We’re about to say some bold things in this post–things that challenge some pretty long-held beliefs about which metrics are truly important when you’re measuring the success of your teams and working to grow your revenue. As we all know, there are a set of tacitly agreed-upon ways to gauge the merit of any go-to-market initiative.

Vanity metrics, such as open and click-through rates or social media followers, are the metrics that work to validate the existence of certain roles within an organization. They’re pretty-on-paper, feel good metrics that will not directly influence revenue. Yes, they show a type of progress or momentum, but when your ultimate goal is revenue, these metrics all fall short. In other words, they may assure stakeholders that you’re on your way to creating the desired impact, but they don’t quite paint a full picture. 

MQLs and SQLs are a great example of this. They are important, of course, as far as what they represent; however, companies often make the mistake of seeing MQLs and SQLs as definitive indicators of progress. Using them as a way to judge whether or not your sales and marketing teams are doing their jobs effectively is a good recipe for unnecessary friction between the two. There is no magic number of MQLs that will ensure the best leads, and no number of SQLs that will guarantee a closed sale. So, until you reach that finish line, butting heads over the details in between seems counterproductive. 
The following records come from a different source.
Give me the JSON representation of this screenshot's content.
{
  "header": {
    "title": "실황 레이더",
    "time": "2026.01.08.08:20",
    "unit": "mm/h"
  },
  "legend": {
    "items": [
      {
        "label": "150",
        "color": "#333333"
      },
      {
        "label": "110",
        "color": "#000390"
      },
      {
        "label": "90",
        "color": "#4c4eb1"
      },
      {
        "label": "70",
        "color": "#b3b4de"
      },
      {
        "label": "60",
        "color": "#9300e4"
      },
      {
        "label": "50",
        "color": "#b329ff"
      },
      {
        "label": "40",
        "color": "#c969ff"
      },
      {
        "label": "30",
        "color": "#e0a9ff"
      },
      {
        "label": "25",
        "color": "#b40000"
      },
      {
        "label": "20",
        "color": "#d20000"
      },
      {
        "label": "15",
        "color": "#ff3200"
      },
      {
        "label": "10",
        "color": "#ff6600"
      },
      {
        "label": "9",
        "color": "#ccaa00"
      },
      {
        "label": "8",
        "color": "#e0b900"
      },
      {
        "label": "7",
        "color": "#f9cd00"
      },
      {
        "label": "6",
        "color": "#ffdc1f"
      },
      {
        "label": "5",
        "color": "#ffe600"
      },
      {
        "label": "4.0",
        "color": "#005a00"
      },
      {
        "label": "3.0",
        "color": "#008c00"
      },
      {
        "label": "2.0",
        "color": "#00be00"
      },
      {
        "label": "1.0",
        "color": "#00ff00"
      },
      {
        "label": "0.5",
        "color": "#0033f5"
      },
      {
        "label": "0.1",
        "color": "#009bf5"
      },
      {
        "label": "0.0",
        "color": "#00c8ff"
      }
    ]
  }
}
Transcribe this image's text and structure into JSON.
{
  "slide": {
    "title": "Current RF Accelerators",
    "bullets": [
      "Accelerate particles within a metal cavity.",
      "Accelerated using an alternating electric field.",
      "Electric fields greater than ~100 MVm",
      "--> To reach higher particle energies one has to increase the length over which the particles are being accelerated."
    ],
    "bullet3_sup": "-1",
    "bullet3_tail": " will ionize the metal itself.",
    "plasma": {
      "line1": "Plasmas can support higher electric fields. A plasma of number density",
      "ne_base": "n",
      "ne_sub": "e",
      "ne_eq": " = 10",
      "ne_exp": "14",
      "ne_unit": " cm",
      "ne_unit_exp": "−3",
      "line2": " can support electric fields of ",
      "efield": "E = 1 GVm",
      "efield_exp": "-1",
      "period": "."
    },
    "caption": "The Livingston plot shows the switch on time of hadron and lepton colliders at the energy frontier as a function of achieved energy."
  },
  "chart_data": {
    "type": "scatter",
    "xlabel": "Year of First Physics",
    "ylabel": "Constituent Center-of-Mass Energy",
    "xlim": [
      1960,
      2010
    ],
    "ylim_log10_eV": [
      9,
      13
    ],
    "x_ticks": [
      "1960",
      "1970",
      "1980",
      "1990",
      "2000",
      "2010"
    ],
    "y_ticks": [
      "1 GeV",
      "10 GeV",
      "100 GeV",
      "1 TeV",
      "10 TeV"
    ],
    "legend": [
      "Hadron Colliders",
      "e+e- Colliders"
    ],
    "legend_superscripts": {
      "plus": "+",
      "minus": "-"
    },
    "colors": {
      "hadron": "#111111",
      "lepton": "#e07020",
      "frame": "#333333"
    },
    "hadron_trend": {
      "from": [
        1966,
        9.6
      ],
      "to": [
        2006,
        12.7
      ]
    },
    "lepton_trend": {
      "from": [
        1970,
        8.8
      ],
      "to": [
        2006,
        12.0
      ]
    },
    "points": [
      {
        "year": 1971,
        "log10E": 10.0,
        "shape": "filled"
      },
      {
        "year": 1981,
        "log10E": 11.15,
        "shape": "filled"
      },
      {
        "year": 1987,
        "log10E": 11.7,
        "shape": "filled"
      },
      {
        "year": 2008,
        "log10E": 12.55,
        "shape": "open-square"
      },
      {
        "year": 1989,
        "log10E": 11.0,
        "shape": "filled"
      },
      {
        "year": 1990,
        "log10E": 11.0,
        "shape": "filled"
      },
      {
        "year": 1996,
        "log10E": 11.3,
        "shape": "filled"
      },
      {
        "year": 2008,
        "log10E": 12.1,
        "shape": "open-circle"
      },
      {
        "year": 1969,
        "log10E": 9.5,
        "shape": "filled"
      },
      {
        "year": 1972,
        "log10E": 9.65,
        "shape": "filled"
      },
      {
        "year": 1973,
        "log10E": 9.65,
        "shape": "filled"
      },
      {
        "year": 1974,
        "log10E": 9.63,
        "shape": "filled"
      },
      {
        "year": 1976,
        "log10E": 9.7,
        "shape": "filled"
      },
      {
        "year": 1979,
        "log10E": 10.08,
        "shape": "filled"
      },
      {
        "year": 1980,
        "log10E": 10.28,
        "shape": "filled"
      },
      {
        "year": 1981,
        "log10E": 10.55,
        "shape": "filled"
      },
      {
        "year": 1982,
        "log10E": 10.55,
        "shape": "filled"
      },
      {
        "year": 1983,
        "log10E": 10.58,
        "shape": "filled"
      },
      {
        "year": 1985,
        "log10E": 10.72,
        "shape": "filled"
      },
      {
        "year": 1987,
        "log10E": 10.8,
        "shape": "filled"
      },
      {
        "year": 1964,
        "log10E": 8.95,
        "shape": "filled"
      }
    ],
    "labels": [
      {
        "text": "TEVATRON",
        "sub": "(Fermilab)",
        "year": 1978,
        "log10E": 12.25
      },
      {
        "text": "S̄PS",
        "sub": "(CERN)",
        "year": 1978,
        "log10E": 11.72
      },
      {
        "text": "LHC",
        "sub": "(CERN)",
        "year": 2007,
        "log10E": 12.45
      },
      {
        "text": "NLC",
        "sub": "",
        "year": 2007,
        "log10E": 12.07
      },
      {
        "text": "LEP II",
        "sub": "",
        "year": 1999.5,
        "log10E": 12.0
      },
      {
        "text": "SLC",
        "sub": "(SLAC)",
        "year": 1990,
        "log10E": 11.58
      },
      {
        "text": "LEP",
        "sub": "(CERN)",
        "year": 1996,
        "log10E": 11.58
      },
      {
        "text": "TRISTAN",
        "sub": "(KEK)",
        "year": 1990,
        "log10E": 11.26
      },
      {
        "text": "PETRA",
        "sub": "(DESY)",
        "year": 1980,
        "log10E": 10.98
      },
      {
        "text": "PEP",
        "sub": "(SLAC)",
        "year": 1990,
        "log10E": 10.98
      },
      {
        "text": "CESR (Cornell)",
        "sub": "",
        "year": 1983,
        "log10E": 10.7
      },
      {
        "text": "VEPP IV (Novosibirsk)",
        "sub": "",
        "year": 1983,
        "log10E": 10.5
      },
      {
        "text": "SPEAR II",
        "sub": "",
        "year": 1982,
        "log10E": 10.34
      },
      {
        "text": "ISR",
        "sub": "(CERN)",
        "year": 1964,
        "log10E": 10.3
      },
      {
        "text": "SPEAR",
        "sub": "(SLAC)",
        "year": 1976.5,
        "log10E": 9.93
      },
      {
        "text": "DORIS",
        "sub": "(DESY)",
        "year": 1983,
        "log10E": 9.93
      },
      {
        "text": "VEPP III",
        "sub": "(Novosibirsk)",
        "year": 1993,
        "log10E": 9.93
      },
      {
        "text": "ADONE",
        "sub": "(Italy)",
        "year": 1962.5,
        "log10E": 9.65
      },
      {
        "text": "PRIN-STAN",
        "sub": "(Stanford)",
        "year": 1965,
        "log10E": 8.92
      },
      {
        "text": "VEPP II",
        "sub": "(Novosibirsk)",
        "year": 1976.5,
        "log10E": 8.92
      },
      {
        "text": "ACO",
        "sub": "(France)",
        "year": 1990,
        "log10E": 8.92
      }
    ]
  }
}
Recently, our CEO, Jason, was a guest on the SaaStr Podcast with Harry Stebbings. They briefly touched on the subject of vanity metrics, and the redundancy presented by MQLs and SQLs, particularly when it comes to efforts such as ABM. This is because, in a perfect world, your sales and marketing teams should be collaborating on things like account selection and lead scoring, which means that any leads moving into the sales funnel would be qualified by definition. 
When it comes to vanity metrics in general, our advice is to push them to the side. Because they are realistically no more than vehicles for validation, these types of metrics are better replaced with indicators of real revenue impact, such as conversion rates, funnel acceleration, and increased LTV. However, if your organization has just made this transition to RevOps and being aligned around revenue, know that measuring success this way won’t happen overnight. For this reason, it can be helpful to keep your secondary KPIs on the back burner, to make sure you’re moving in the right direction.